Since we're not word reorganization, we find the"Too."Multi-word. Using the example mentioned above「MAINE」And one of the dictionaries I found - which has about 370,000 words - found 208 words for this degree. That's why I added a minimum word length. Limiting the word length to at least seven, we get the following result:

Loading dictionary…
 
Done
 
What letters should we use: maine
 
What is the minimum word length: 7
 
amninia
 
anaemia
 
anamnia
 
animine
 
emmenia
 
enamine
 
manienie
 
mannaia
 
meminna
 
miminae
 
minaean
 
11 words found.

Loading the dictionary consumed about half a second, and the later word lookups were largely unremarkable.

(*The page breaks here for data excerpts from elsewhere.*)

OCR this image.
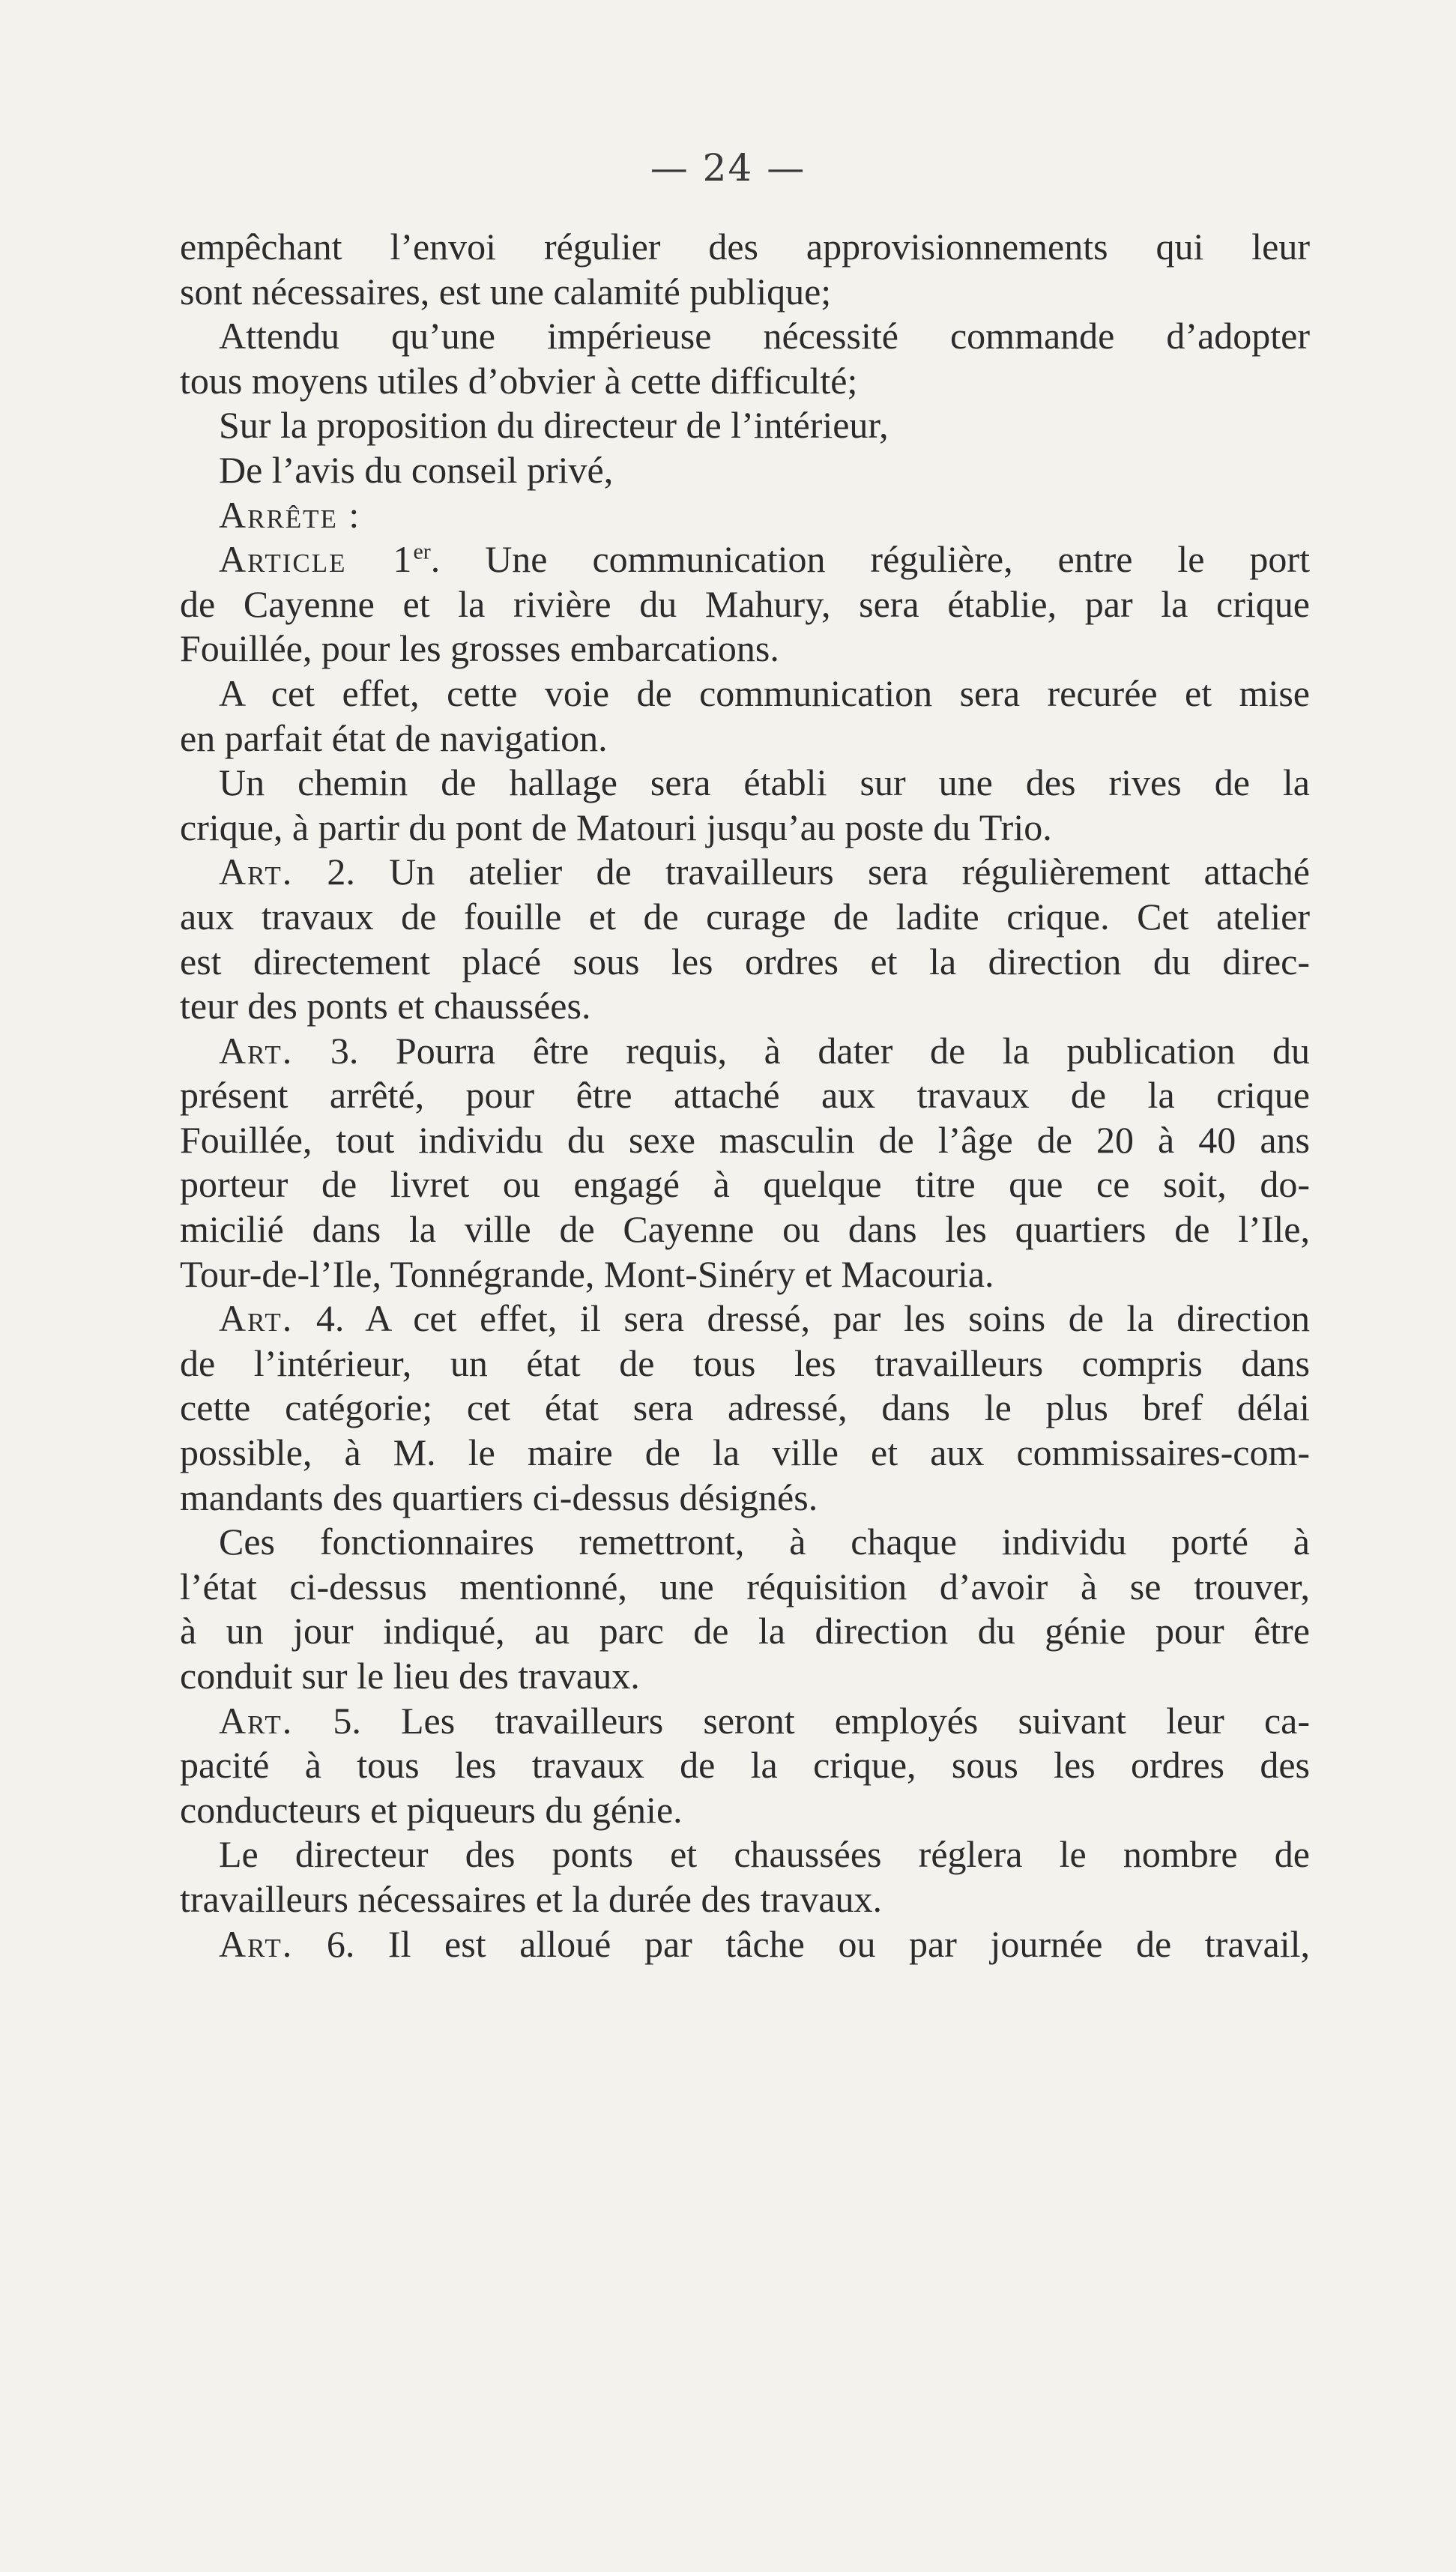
— 24 —
empêchant l’envoi régulier des approvisionnements qui leur
sont nécessaires, est une calamité publique;
Attendu qu’une impérieuse nécessité commande d’adopter
tous moyens utiles d’obvier à cette difficulté;
Sur la proposition du directeur de l’intérieur,
De l’avis du conseil privé,
Arrête :
Article 1er. Une communication régulière, entre le port
de Cayenne et la rivière du Mahury, sera établie, par la crique
Fouillée, pour les grosses embarcations.
A cet effet, cette voie de communication sera recurée et mise
en parfait état de navigation.
Un chemin de hallage sera établi sur une des rives de la
crique, à partir du pont de Matouri jusqu’au poste du Trio.
Art. 2. Un atelier de travailleurs sera régulièrement attaché
aux travaux de fouille et de curage de ladite crique. Cet atelier
est directement placé sous les ordres et la direction du direc-
teur des ponts et chaussées.
Art. 3. Pourra être requis, à dater de la publication du
présent arrêté, pour être attaché aux travaux de la crique
Fouillée, tout individu du sexe masculin de l’âge de 20 à 40 ans
porteur de livret ou engagé à quelque titre que ce soit, do-
micilié dans la ville de Cayenne ou dans les quartiers de l’Ile,
Tour-de-l’Ile, Tonnégrande, Mont-Sinéry et Macouria.
Art. 4. A cet effet, il sera dressé, par les soins de la direction
de l’intérieur, un état de tous les travailleurs compris dans
cette catégorie; cet état sera adressé, dans le plus bref délai
possible, à M. le maire de la ville et aux commissaires-com-
mandants des quartiers ci-dessus désignés.
Ces fonctionnaires remettront, à chaque individu porté à
l’état ci-dessus mentionné, une réquisition d’avoir à se trouver,
à un jour indiqué, au parc de la direction du génie pour être
conduit sur le lieu des travaux.
Art. 5. Les travailleurs seront employés suivant leur ca-
pacité à tous les travaux de la crique, sous les ordres des
conducteurs et piqueurs du génie.
Le directeur des ponts et chaussées réglera le nombre de
travailleurs nécessaires et la durée des travaux.
Art. 6. Il est alloué par tâche ou par journée de travail,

It's inefficient to rebuild the tree every time for a word, so it's best to reuse it, either by saving the entire data structure or by trying to find multiple words in a single loop.

summarize

Hopefully, this article will provide you with a basic introduction to Trie and make it easy for you to work on some word problems. Trie is a great data structure to use when you want some automated supplemental completion of a task. Text messages, searches and even directions can all use the data in your system to build a Trie to help predict what the user will want to type next. As we've seen, it's also a great structure to use when one is searching through a large number of existing paths, which in this case is valid words.

Above is Python using dictionary tree to realize the details of the word hunting game, more information about Python dictionary tree please pay attention to my other related articles!